Review: Samson in the Snow

Books We Love

Samson in the Snow
by Philip C. Stead

In case you haven’t heard of them, Philip and Erin Stead are a children’s literature power couple. My students adore their Caldecott-winning collaboration A Sick Day for Amos McGee, and Erin’s The Uncorker of Ocean Bottles is currently in the lead for our 2017 Mock Caldecott project. Tomorrow, I’ll be sharing Philip’s Samson in the Snow with my students, and I just know they are going to love it!
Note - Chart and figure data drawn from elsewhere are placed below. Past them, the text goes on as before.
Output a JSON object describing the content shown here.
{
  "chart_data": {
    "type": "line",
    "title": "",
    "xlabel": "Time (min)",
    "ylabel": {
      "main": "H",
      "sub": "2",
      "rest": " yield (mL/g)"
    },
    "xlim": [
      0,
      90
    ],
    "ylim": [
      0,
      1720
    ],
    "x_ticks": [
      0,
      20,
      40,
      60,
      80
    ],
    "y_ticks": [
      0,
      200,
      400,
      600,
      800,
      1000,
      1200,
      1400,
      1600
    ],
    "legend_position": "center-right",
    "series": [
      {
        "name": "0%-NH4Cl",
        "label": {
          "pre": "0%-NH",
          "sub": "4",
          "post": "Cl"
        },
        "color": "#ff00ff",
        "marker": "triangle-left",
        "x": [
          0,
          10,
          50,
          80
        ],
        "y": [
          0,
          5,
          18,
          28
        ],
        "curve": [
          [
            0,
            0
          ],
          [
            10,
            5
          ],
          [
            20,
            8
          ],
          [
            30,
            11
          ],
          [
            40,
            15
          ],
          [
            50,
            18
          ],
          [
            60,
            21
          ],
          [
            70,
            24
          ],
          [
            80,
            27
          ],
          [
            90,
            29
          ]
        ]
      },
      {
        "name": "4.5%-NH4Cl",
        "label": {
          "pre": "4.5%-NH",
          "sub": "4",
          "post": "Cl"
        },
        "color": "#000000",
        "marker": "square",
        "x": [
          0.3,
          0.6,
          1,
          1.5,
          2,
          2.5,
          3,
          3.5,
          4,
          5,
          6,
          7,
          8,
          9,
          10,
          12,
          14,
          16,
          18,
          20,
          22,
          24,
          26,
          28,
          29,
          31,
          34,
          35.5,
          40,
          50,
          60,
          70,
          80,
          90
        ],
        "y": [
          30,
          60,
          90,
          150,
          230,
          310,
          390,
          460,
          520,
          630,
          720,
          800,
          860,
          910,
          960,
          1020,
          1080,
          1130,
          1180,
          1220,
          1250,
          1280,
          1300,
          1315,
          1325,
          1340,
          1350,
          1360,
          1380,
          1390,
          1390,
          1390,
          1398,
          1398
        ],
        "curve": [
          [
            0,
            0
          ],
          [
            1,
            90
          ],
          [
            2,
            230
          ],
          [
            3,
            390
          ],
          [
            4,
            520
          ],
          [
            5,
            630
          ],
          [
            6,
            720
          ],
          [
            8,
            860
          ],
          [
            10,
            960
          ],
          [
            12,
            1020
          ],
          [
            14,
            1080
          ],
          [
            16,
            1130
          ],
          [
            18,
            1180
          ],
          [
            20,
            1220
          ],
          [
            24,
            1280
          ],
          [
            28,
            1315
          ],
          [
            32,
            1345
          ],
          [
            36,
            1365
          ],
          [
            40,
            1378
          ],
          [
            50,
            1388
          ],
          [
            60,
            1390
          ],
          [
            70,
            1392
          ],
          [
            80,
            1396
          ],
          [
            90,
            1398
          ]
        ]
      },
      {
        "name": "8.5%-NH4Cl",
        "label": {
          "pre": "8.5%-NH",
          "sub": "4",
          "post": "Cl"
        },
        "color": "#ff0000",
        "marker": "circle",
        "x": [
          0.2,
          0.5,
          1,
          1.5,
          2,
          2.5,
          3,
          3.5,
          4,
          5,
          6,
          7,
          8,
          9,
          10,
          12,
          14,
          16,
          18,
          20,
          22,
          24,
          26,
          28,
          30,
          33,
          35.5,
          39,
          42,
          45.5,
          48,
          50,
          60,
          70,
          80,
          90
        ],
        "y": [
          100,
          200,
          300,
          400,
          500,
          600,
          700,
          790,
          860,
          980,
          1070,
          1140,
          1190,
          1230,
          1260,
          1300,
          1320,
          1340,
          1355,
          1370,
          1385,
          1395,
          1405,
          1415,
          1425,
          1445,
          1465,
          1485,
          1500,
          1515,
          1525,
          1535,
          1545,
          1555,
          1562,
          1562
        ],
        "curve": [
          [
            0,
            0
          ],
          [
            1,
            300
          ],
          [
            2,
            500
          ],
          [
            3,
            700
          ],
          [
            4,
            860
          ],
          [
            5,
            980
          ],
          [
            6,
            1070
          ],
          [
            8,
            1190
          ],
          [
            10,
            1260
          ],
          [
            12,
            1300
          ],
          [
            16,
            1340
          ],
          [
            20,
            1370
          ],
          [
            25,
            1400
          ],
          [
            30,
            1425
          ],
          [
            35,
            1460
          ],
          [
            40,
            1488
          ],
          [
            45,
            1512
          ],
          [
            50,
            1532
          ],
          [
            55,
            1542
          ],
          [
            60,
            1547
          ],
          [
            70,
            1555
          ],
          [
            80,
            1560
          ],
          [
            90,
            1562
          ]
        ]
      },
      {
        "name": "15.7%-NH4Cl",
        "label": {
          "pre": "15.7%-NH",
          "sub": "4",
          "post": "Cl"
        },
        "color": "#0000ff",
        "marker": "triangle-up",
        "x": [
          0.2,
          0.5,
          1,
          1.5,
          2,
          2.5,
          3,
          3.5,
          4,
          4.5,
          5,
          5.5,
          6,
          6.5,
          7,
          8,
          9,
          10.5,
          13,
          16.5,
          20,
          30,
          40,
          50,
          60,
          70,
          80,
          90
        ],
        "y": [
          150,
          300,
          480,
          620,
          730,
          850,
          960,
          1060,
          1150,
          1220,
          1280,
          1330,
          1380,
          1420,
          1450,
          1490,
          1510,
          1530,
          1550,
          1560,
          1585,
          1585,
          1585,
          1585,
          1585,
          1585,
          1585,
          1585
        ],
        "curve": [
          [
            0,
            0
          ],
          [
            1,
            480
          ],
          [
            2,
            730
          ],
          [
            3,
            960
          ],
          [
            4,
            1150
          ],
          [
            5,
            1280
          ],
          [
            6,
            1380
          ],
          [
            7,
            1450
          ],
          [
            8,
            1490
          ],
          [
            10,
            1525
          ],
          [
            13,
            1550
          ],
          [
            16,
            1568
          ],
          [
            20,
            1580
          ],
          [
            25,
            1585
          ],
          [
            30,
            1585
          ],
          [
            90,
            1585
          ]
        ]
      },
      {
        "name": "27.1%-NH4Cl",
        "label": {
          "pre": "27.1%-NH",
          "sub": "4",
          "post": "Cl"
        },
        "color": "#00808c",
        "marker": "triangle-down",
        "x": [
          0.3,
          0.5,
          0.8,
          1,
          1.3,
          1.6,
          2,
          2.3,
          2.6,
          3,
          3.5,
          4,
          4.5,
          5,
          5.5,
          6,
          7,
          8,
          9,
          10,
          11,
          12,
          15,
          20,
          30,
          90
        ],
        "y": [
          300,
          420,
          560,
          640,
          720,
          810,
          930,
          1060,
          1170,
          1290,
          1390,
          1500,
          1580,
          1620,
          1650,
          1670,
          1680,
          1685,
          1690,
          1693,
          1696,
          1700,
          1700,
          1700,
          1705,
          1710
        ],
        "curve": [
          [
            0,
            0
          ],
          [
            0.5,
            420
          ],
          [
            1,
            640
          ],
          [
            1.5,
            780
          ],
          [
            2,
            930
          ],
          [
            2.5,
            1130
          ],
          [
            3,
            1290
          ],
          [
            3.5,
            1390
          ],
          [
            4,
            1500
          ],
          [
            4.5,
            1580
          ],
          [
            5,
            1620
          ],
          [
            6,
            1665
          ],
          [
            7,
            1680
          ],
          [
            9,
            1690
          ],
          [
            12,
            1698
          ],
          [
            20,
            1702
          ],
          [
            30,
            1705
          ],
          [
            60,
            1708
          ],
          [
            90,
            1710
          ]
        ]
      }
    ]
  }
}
Kirkus Reviews calls this book “a depiction of deliberate acts of kindness,” which is a fantastic description of a sweet story. A wooly mammoth ponders friendship and seeks out an opportunity to do a kind deed for someone else. It’s an extremely simple story, but gives so much depth to the characters. I can see this book being a great fit throughout the elementary grades, as there are so many layers of the story for older kids to uncover. With rich illustrations filled with opportunities for inferencing (where is the little red bird?), teachers are going to love using this book as a classroom read aloud. It’s also a great fit for bedtime, as the story teaches the importance of empathy. By showing how a wooly mammoth can empathize with a little red bird and a tiny mouse, Stead’s beautiful story teaches us to bridge our differences in order to help one another.

Favorite Quotes

On nature:
“All around, the world was different from before. Samson could hardly tell what was where and where was what. Every direction was white snow.”

On doing what you can:
“’It is better to walk than to worry,’ he decided. And so he did.”

Classroom Connections

A summary of this story would likely be very short, which is part of its magic. This is a great example of a “seed story” – a story of one event that pulls in the reader. Samson’s trip through the snow makes a great mentor text for when students are writing fiction or narratives.

This read aloud would be a great way to kick off a Kindness Challenge, or simply bring a reminder of empathy into students’ lives. I believe that the ability to connect and care for others is one of the most important skills we teach in schools, and this book helps us do just that.